The code that writes the file has a header that is just a flattened string from a cluster. However, there are two different cluster types: one with arrays in it, and one without. I need some code to uniquely identify which one of these clusters was flattened (see below)
I'm hoping someone has a clever way to do this. Some options I have considered:
At this point, I'm leaning towards option 2. I can imagine a scenario that it would fail the check, but I don't think it very likely. Still, I'm hoping someone else has a better idea.
05-12-2023 02:47 PM - edited 05-12-2023 02:47 PM
If you try to unflatten to the two data structures in parallel, I would expect one to typically generate an error or a "remaining string" that is not empty. Have you tried?
05-12-2023 03:27 PM
@altenbach wrote:
If you try to unflatten to the two data structures in parallel, I would expect one to typically generate an error or a "remaining string" that is not empty. Have you tried?
I was curious about this so I made the following example:
As long as there are enough bytes in the flattened string, you can unflatten whatever you'd like. You both probably knew this already but I wasn't sure.
I might try doing both, then doing some checks on the data to see if they make sense. For example, a multi-channel system will have the same number of elements in the Offset, Gain, and Name arrays. It'll be very unlikely for that to accidentally happen. Add your option 3 to look for non-ASCII characters and you could filter even more errors (the ol' "Swiss Cheese Model").
If all else fails and it's still ambiguous, you could have a popup for the user to view. Something like plotting the data points in a popup two ways and asking the user to identify which one "looks right".
05-12-2023 04:15 PM
You have not looked at the size of the "rest of binary string" output. It'll tell you if there is more data than expected.
05-12-2023 05:03 PM
Thank you both.
I didn't include "look for error" on my list because with data in the arrays it almost always worked without error so it wasn't worth checking. However, I did not consider looking at the extra bytes.
According to help "This function does not convert all of the bytes if the size of binary string is not a multiple of the size of type". If I'm reading that right, I could theoretically still get a "multi" cluster that would convert as a "single" with zero remaining bytes... but I think a combination of these methods will work well enough.
Side note: It seems like every time I've picked up a project from LabVIEW 8 ish era or earlier, it was super common to see config files with just a flattened cluster. And every single time I've seen it, the practice has caused me problems. I sure am glad better methods have come about like JSON or XML files...
05-12-2023 05:59 PM
I have used binary flattened files regularly. But the magic is to have some versioning if you allow for different file types. Typically I always start such files with a "magic" 32-bit integer. Then each block has its own "magic" 32-bit integer. That way it is actually fairly easy to add new block types to a file.

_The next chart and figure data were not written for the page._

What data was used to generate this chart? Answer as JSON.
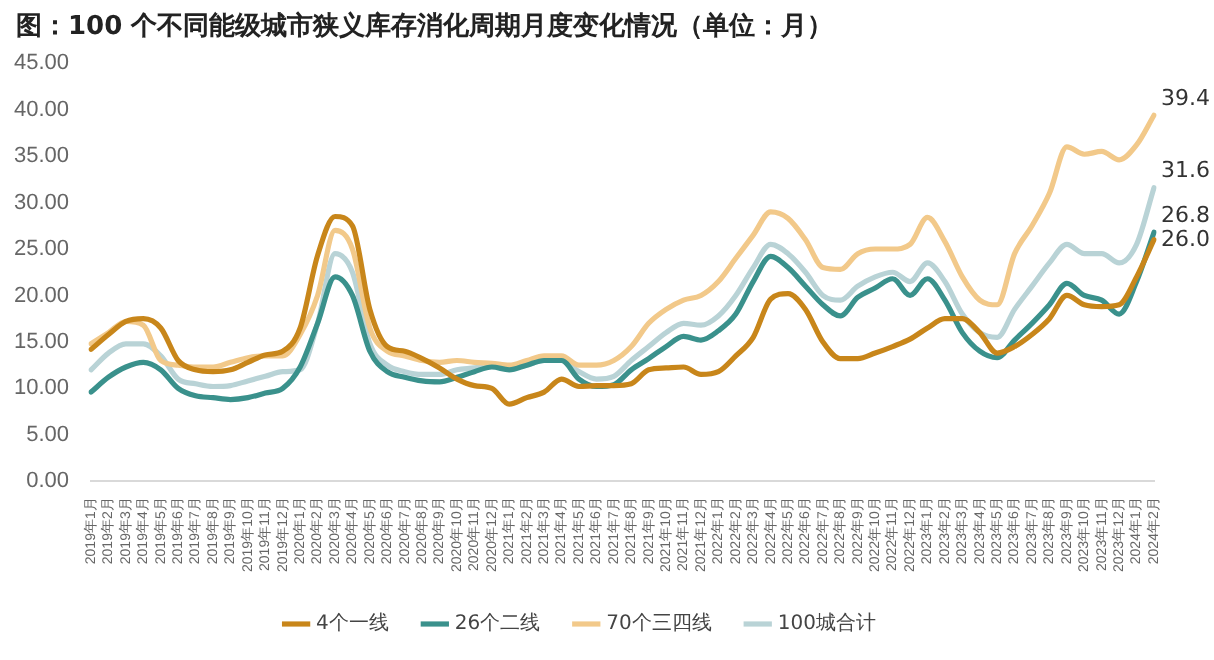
{
  "chart_data": {
    "type": "line",
    "title": "图：100 个不同能级城市狭义库存消化周期月度变化情况（单位：月）",
    "categories": [
      "2019年1月",
      "2019年2月",
      "2019年3月",
      "2019年4月",
      "2019年5月",
      "2019年6月",
      "2019年7月",
      "2019年8月",
      "2019年9月",
      "2019年10月",
      "2019年11月",
      "2019年12月",
      "2020年1月",
      "2020年2月",
      "2020年3月",
      "2020年4月",
      "2020年5月",
      "2020年6月",
      "2020年7月",
      "2020年8月",
      "2020年9月",
      "2020年10月",
      "2020年11月",
      "2020年12月",
      "2021年1月",
      "2021年2月",
      "2021年3月",
      "2021年4月",
      "2021年5月",
      "2021年6月",
      "2021年7月",
      "2021年8月",
      "2021年9月",
      "2021年10月",
      "2021年11月",
      "2021年12月",
      "2022年1月",
      "2022年2月",
      "2022年3月",
      "2022年4月",
      "2022年5月",
      "2022年6月",
      "2022年7月",
      "2022年8月",
      "2022年9月",
      "2022年10月",
      "2022年11月",
      "2022年12月",
      "2023年1月",
      "2023年2月",
      "2023年3月",
      "2023年4月",
      "2023年5月",
      "2023年6月",
      "2023年7月",
      "2023年8月",
      "2023年9月",
      "2023年10月",
      "2023年11月",
      "2023年12月",
      "2024年1月",
      "2024年2月"
    ],
    "series": [
      {
        "name": "4个一线",
        "color": "#c8861a",
        "values": [
          14.2,
          15.8,
          17.2,
          17.5,
          16.5,
          13,
          12,
          11.8,
          12,
          12.8,
          13.6,
          14,
          16.5,
          24.3,
          28.5,
          27.5,
          18.5,
          14.5,
          14,
          13.2,
          12.2,
          11,
          10.3,
          10,
          8.3,
          9,
          9.6,
          11,
          10.2,
          10.3,
          10.3,
          10.5,
          12,
          12.2,
          12.3,
          11.5,
          11.8,
          13.5,
          15.5,
          19.6,
          20.2,
          18.5,
          15,
          13.2,
          13.2,
          13.8,
          14.5,
          15.3,
          16.5,
          17.5,
          17.5,
          16,
          13.8,
          14.5,
          15.8,
          17.5,
          20,
          19,
          18.8,
          19,
          22,
          26.0
        ],
        "value_labels": [
          null,
          null,
          null,
          null,
          null,
          null,
          null,
          null,
          null,
          null,
          null,
          null,
          null,
          null,
          null,
          null,
          null,
          null,
          null,
          null,
          null,
          null,
          null,
          null,
          null,
          null,
          null,
          null,
          null,
          null,
          null,
          null,
          null,
          null,
          null,
          null,
          null,
          null,
          null,
          null,
          null,
          null,
          null,
          null,
          null,
          null,
          null,
          null,
          null,
          null,
          null,
          null,
          null,
          null,
          null,
          null,
          null,
          null,
          null,
          null,
          null,
          "26.0"
        ]
      },
      {
        "name": "26个二线",
        "color": "#3a918c",
        "values": [
          9.6,
          11.2,
          12.3,
          12.8,
          12,
          10,
          9.2,
          9,
          8.8,
          9,
          9.5,
          10,
          12.3,
          17,
          22,
          20,
          14,
          11.8,
          11.2,
          10.8,
          10.7,
          11.2,
          11.8,
          12.3,
          12,
          12.5,
          13,
          13,
          11,
          10.2,
          10.4,
          12,
          13.2,
          14.5,
          15.6,
          15.2,
          16.2,
          18,
          21.5,
          24.2,
          23,
          21,
          19,
          17.8,
          19.8,
          20.8,
          21.8,
          20,
          21.8,
          19.5,
          16,
          14,
          13.3,
          15.2,
          17,
          19,
          21.3,
          20,
          19.5,
          18,
          21.5,
          26.8
        ],
        "value_labels": [
          null,
          null,
          null,
          null,
          null,
          null,
          null,
          null,
          null,
          null,
          null,
          null,
          null,
          null,
          null,
          null,
          null,
          null,
          null,
          null,
          null,
          null,
          null,
          null,
          null,
          null,
          null,
          null,
          null,
          null,
          null,
          null,
          null,
          null,
          null,
          null,
          null,
          null,
          null,
          null,
          null,
          null,
          null,
          null,
          null,
          null,
          null,
          null,
          null,
          null,
          null,
          null,
          null,
          null,
          null,
          null,
          null,
          null,
          null,
          null,
          null,
          "26.8"
        ]
      },
      {
        "name": "70个三四线",
        "color": "#f2c98a",
        "values": [
          14.8,
          16,
          17.2,
          16.8,
          13,
          12.5,
          12.3,
          12.3,
          12.8,
          13.3,
          13.5,
          13.5,
          15.8,
          20,
          27,
          25,
          16.5,
          14,
          13.5,
          13,
          12.8,
          13,
          12.8,
          12.7,
          12.5,
          13,
          13.5,
          13.5,
          12.5,
          12.5,
          13,
          14.5,
          17,
          18.5,
          19.5,
          20,
          21.5,
          24,
          26.5,
          29,
          28.3,
          26,
          23,
          22.8,
          24.5,
          25,
          25,
          25.5,
          28.4,
          25.8,
          22,
          19.5,
          19,
          24.5,
          27.5,
          31,
          36,
          35.2,
          35.5,
          34.6,
          36.2,
          39.4
        ],
        "value_labels": [
          null,
          null,
          null,
          null,
          null,
          null,
          null,
          null,
          null,
          null,
          null,
          null,
          null,
          null,
          null,
          null,
          null,
          null,
          null,
          null,
          null,
          null,
          null,
          null,
          null,
          null,
          null,
          null,
          null,
          null,
          null,
          null,
          null,
          null,
          null,
          null,
          null,
          null,
          null,
          null,
          null,
          null,
          null,
          null,
          null,
          null,
          null,
          null,
          null,
          null,
          null,
          null,
          null,
          null,
          null,
          null,
          null,
          null,
          null,
          null,
          null,
          "39.4"
        ]
      },
      {
        "name": "100城合计",
        "color": "#b9d3d6",
        "values": [
          12,
          13.8,
          14.8,
          14.8,
          13.5,
          11,
          10.5,
          10.2,
          10.3,
          10.8,
          11.3,
          11.8,
          12,
          17,
          24.5,
          22.5,
          14.8,
          12.5,
          11.8,
          11.5,
          11.5,
          12,
          12.2,
          12.5,
          12.2,
          12.5,
          13,
          13,
          11.8,
          11,
          11.3,
          13,
          14.5,
          16,
          17,
          16.8,
          17.8,
          20,
          23,
          25.5,
          24.5,
          22.5,
          20,
          19.5,
          21,
          22,
          22.5,
          21.5,
          23.5,
          21.5,
          18,
          16,
          15.5,
          18.5,
          21,
          23.5,
          25.5,
          24.5,
          24.5,
          23.5,
          25.5,
          31.6
        ],
        "value_labels": [
          null,
          null,
          null,
          null,
          null,
          null,
          null,
          null,
          null,
          null,
          null,
          null,
          null,
          null,
          null,
          null,
          null,
          null,
          null,
          null,
          null,
          null,
          null,
          null,
          null,
          null,
          null,
          null,
          null,
          null,
          null,
          null,
          null,
          null,
          null,
          null,
          null,
          null,
          null,
          null,
          null,
          null,
          null,
          null,
          null,
          null,
          null,
          null,
          null,
          null,
          null,
          null,
          null,
          null,
          null,
          null,
          null,
          null,
          null,
          null,
          null,
          "31.6"
        ]
      }
    ],
    "ylim": [
      0,
      45
    ],
    "yticks": [
      {
        "value": 0,
        "label": "0.00"
      },
      {
        "value": 5,
        "label": "5.00"
      },
      {
        "value": 10,
        "label": "10.00"
      },
      {
        "value": 15,
        "label": "15.00"
      },
      {
        "value": 20,
        "label": "20.00"
      },
      {
        "value": 25,
        "label": "25.00"
      },
      {
        "value": 30,
        "label": "30.00"
      },
      {
        "value": 35,
        "label": "35.00"
      },
      {
        "value": 40,
        "label": "40.00"
      },
      {
        "value": 45,
        "label": "45.00"
      }
    ],
    "grid": false,
    "legend": "bottom",
    "marker": "none",
    "line_style": "solid"
  }
}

Of course one problem about binary files remains. A single corrupted byte can make the whole file pretty difficult to parse.
05-13-2023 01:50 PM
@BertMcMahan wrote:
@altenbach wrote:
If you try to unflatten to the two data structures in parallel, I would expect one to typically generate an error or a "remaining string" that is not empty. Have you tried?

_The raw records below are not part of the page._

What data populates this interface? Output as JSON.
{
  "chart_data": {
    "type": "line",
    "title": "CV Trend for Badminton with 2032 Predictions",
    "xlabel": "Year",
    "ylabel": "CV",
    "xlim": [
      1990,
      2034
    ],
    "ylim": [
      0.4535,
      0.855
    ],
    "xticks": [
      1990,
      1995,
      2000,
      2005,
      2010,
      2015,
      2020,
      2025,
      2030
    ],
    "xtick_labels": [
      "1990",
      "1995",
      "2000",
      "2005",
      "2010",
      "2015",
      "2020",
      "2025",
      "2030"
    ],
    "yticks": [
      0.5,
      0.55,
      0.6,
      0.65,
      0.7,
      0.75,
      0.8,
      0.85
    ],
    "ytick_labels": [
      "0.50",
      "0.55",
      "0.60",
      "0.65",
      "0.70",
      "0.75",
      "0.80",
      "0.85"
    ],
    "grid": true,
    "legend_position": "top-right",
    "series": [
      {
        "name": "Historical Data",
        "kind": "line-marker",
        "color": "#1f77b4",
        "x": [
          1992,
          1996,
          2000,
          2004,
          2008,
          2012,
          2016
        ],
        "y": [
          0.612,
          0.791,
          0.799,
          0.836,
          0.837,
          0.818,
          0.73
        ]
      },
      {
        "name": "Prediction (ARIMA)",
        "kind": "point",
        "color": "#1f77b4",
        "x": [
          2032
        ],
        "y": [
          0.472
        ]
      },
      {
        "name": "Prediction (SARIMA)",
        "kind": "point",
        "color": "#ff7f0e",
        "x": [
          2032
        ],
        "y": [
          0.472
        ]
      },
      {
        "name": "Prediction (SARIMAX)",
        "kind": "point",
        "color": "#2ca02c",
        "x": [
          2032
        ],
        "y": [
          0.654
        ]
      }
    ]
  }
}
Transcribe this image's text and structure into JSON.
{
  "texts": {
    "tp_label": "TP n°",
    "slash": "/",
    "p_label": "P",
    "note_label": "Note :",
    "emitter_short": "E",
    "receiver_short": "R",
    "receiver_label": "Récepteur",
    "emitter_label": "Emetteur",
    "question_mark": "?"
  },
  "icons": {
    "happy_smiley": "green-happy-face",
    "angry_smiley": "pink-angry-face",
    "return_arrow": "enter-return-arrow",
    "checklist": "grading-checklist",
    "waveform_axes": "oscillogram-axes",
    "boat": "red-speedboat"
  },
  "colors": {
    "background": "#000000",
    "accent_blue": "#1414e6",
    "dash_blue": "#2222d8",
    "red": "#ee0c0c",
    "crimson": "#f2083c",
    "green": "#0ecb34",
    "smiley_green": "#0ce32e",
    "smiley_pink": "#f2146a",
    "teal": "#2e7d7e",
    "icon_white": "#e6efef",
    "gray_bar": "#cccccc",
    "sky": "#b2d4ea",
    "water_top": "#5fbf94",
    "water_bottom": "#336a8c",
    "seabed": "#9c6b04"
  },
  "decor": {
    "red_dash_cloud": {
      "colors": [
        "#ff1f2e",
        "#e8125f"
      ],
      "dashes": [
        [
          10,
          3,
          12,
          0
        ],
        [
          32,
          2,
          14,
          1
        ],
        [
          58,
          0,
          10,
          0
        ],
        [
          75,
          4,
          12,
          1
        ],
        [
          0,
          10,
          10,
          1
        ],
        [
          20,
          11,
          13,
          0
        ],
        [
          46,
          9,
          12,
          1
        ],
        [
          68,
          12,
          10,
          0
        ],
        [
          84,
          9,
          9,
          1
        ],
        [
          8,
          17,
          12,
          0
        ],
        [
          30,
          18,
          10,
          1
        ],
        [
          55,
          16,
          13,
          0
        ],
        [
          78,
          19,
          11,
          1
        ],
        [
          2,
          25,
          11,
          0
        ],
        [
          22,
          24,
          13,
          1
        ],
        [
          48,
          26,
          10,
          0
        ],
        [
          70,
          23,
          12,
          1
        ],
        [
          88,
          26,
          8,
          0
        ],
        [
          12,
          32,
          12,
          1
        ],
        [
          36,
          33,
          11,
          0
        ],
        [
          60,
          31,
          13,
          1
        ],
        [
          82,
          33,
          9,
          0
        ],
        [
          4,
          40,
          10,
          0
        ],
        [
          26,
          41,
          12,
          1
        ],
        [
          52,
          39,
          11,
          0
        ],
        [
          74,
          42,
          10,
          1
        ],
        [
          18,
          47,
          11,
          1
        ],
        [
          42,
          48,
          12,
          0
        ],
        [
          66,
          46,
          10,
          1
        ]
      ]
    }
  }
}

I was curious about this so I made the following example:
As long as there are enough bytes in the flattened string, you can unflatten whatever you'd like. You both probably knew this already but I wasn't sure.
I might try doing both, then doing some checks on the data to see if they make sense. For example, a multi-channel system will have the same number of elements in the Offset, Gain, and Name arrays. It'll be very unlikely for that to accidentally happen. Add your option 3 to look for non-ASCII characters and you could filter even more errors (the ol' "Swiss Cheese Model").

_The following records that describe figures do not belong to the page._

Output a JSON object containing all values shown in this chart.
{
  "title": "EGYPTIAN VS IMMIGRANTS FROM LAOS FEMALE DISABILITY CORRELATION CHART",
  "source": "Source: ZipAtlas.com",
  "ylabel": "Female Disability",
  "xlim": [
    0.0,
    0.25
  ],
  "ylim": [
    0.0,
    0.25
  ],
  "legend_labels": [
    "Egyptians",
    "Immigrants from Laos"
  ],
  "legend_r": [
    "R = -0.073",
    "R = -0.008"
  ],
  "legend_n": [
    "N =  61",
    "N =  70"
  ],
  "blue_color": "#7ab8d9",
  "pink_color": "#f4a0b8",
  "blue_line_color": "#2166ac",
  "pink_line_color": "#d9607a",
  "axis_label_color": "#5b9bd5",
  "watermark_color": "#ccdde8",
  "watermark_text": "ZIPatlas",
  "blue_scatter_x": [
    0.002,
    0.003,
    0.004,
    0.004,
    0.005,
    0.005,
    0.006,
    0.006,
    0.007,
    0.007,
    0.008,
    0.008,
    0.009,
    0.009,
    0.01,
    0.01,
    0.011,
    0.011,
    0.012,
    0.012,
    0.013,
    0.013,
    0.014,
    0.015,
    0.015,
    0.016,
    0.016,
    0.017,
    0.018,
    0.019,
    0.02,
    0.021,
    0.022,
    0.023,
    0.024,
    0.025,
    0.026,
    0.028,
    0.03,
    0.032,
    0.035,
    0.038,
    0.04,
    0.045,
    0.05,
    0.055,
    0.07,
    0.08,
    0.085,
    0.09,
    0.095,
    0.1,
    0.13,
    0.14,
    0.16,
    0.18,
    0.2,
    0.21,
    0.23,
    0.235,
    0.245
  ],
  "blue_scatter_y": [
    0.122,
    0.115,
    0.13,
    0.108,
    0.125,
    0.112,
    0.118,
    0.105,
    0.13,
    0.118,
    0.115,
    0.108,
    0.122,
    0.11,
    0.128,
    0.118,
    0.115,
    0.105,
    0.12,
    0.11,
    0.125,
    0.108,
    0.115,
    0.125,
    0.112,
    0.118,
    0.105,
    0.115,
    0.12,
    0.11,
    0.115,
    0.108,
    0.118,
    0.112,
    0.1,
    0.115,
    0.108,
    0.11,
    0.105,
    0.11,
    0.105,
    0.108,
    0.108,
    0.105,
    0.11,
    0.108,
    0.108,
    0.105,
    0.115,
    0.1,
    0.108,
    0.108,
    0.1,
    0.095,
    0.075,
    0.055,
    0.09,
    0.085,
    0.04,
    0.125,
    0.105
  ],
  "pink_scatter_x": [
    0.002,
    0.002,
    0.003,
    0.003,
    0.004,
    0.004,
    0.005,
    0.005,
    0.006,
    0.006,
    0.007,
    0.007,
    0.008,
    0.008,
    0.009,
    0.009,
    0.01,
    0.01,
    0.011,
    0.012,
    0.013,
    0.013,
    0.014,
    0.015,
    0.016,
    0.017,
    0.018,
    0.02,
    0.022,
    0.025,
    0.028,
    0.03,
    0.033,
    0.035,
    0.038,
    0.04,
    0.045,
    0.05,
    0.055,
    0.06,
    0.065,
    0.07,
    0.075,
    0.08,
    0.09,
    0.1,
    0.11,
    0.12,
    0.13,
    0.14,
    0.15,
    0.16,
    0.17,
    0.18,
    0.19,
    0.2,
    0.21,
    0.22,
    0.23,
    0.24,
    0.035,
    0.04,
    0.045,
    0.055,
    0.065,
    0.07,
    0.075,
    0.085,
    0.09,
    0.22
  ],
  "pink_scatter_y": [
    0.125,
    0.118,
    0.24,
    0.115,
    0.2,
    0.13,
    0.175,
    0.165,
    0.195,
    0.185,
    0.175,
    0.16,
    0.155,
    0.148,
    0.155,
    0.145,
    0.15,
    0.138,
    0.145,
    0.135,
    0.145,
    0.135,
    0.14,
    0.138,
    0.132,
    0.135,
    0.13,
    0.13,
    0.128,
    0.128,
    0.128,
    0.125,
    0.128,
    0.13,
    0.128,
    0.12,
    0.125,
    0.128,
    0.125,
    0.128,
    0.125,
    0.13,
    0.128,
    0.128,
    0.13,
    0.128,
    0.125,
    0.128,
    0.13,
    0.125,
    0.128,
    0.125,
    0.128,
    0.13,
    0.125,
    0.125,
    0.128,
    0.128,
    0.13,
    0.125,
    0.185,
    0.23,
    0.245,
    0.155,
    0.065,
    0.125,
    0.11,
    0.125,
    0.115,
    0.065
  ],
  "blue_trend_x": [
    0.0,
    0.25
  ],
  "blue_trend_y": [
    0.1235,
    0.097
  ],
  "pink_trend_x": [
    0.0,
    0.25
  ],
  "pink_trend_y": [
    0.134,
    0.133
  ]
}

If all else fails and it's still ambiguous, you could have a popup for the user to view. Something like plotting the data points in a popup two ways and asking the user to identify which one "looks right".
Can't give any advice but this problem is not easy. Two different structures can give the same flattened string. ¯\_(ツ)_/¯
05-13-2023 03:19 PM - edited 05-13-2023 03:19 PM
Indeed you could deliberately choose values that work with both clusters without error and remaining string:
In the first example, all real values are single-precision floats, so both scalar zeros and empty arrays flatten to 4 null bytes.
The second example is trickier. I have chosen a double number that has 0x0000 0001 in its first 4 bytes, so that it is the same as an array length of 1 in the other cluster. A similar trick could be done with the channel names, but it would require names with unprintable characters…
While this is possible to have the same flattened string, with real-world data it is highly unlikely because it would require either null data (like example 1) or extremely small numbers or names with unrealistic characters (like example 2).
05-13-2023 04:13 PM
Yes, if we assume that the orange values are SGL and allow empty arrays, we might get an ambiguity.
Of course downstream we probably want the same cluster for both versions, so we might create arrays with one element if the scalar data is encountered.